Eric Church toes a fine line between country and rock -- a fact that's especially apparent on his newest album, The Outsiders -- and while some artists might lose an audience by swaying too much one way or the other, Church manages to blend the two effectively on his The Outsiders World Tour.

You'll often hear music fans note that a particular song or artist "isn't [insert genre here] enough," but Church -- lucky him -- seems immune to such complaints ... not that he'd probably care anyway. The pre-set playlist blasting through the First Niagara Center in Buffalo, N.Y., on Friday night (May 1) included everything from country tunes to Nirvana and Weezer, and when the lights dimmed and the singer and his band, mohawked and dressed in black leather, launched into "The Outsiders," it was hard to tell whether fans had come to see a country show or a rock show -- but clearly, it didn't matter.

Church's fans seem to know that good music is good music, and from the opening number's first notes right through the very last "whoa-oh-oh-oh" of "Springsteen," the crowd was eating up everything Church was serving.
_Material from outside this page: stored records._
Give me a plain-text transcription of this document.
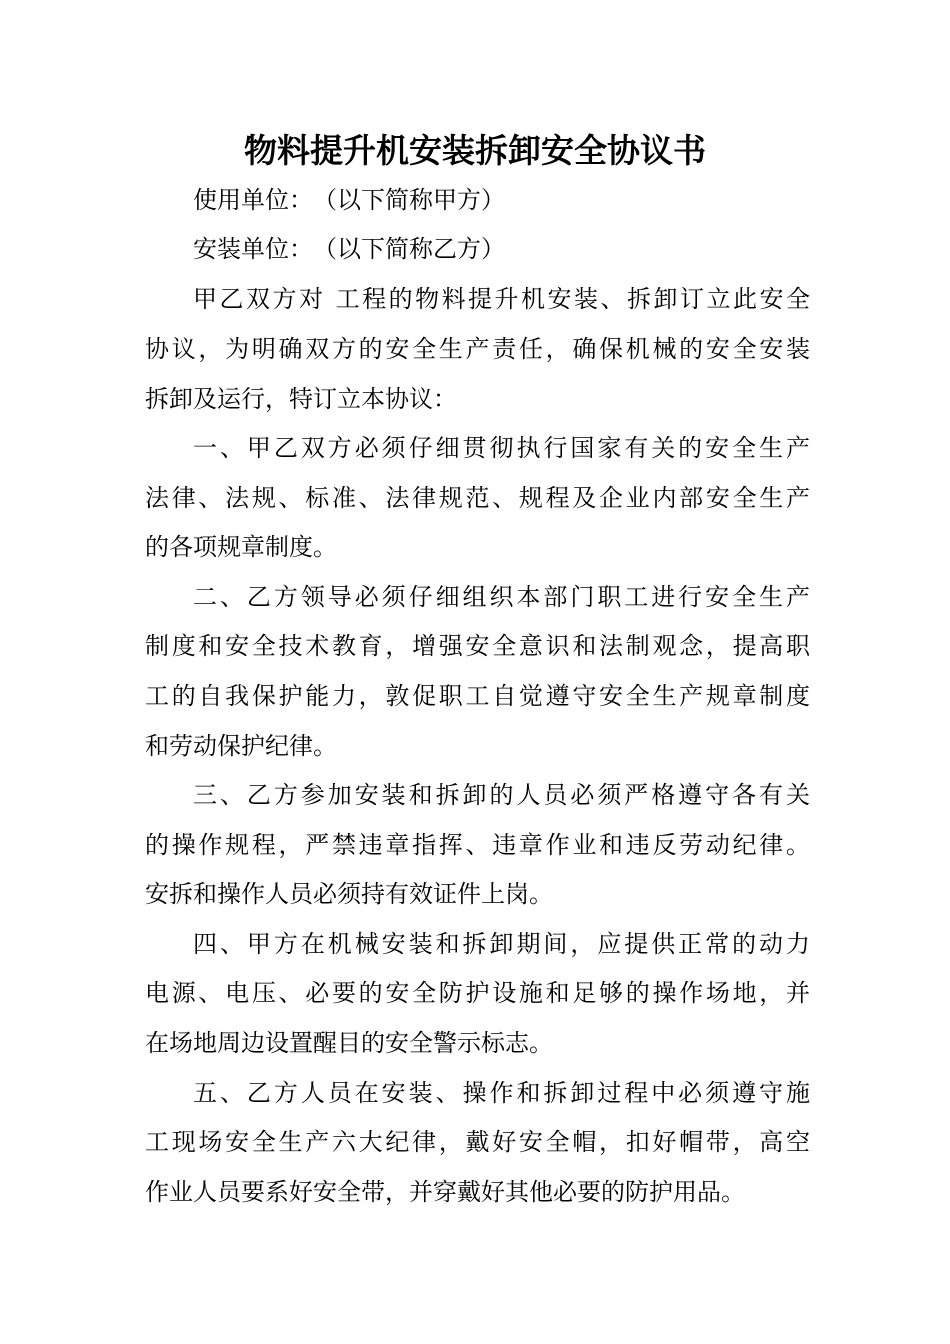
物料提升机安装拆卸安全协议书
使用单位：　（以下简称甲方）
安装单位：　（以下简称乙方）
甲乙双方对 工程的物料提升机安装、拆卸订立此安全
协议，为明确双方的安全生产责任，确保机械的安全安装
拆卸及运行，特订立本协议：
一、甲乙双方必须仔细贯彻执行国家有关的安全生产
法律、法规、标准、法律规范、规程及企业内部安全生产
的各项规章制度。
二、乙方领导必须仔细组织本部门职工进行安全生产
制度和安全技术教育，增强安全意识和法制观念，提高职
工的自我保护能力，敦促职工自觉遵守安全生产规章制度
和劳动保护纪律。
三、乙方参加安装和拆卸的人员必须严格遵守各有关
的操作规程，严禁违章指挥、违章作业和违反劳动纪律。
安拆和操作人员必须持有效证件上岗。
四、甲方在机械安装和拆卸期间，应提供正常的动力
电源、电压、必要的安全防护设施和足够的操作场地，并
在场地周边设置醒目的安全警示标志。
五、乙方人员在安装、操作和拆卸过程中必须遵守施
工现场安全生产六大纪律，戴好安全帽，扣好帽带，高空
作业人员要系好安全带，并穿戴好其他必要的防护用品。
With a stage setup that is expansive yet sparse and a sincere way of delivering everything from the goofy, fun and decidedly country-sounding "Jack Daniels" to the bombastic, deep and very rock-ish "Devil, Devil," Church makes his genre-crossing setlists work because he keeps it all about the music.

That's not to say Church doesn't allow himself some more arena-sized moments: At the beginning of the set, his drummer and drum set are lowered to the stage from the rafters. His setlists include plenty of deep cuts ("Longer Gone," for example, a non-single from his 2009 album Carolina, was a late-set treat), which is a move ripped directly from Bruce Springsteen. Oh, and did we mention the giant inflatable devil that graces the back of the venue (and is straight-up terrifying) during "Devil, Devil"?

"What, you didn't expect a 50-foot Satan?" Church joked with the crowd after the song.

Still, above all, Church's two-hour sets -- or longer, if you're lucky; he noted at this particular show that his concert in Boston the night before (April 30) had stretched to around three hours -- are about, as he told the crowd near the end of "Springsteen," "connecting a melody and a memory." That night's audience members will likely remember watching Church crack up and lose his place in "Guys Like Me" after a fan near the stage did something silly; seeing him autograph a baby-sized cowboy boot, plucked from the audience during "These Boots;" and hearing the whole arena singing along to hits like "Talladega," "Drink in My Hand" and, of course, "Springsteen."

With a show like that, genre doesn't matter one bit.

Church's The Outsiders World Tour has dates scheduled through early September. A complete list of stops is available on his website.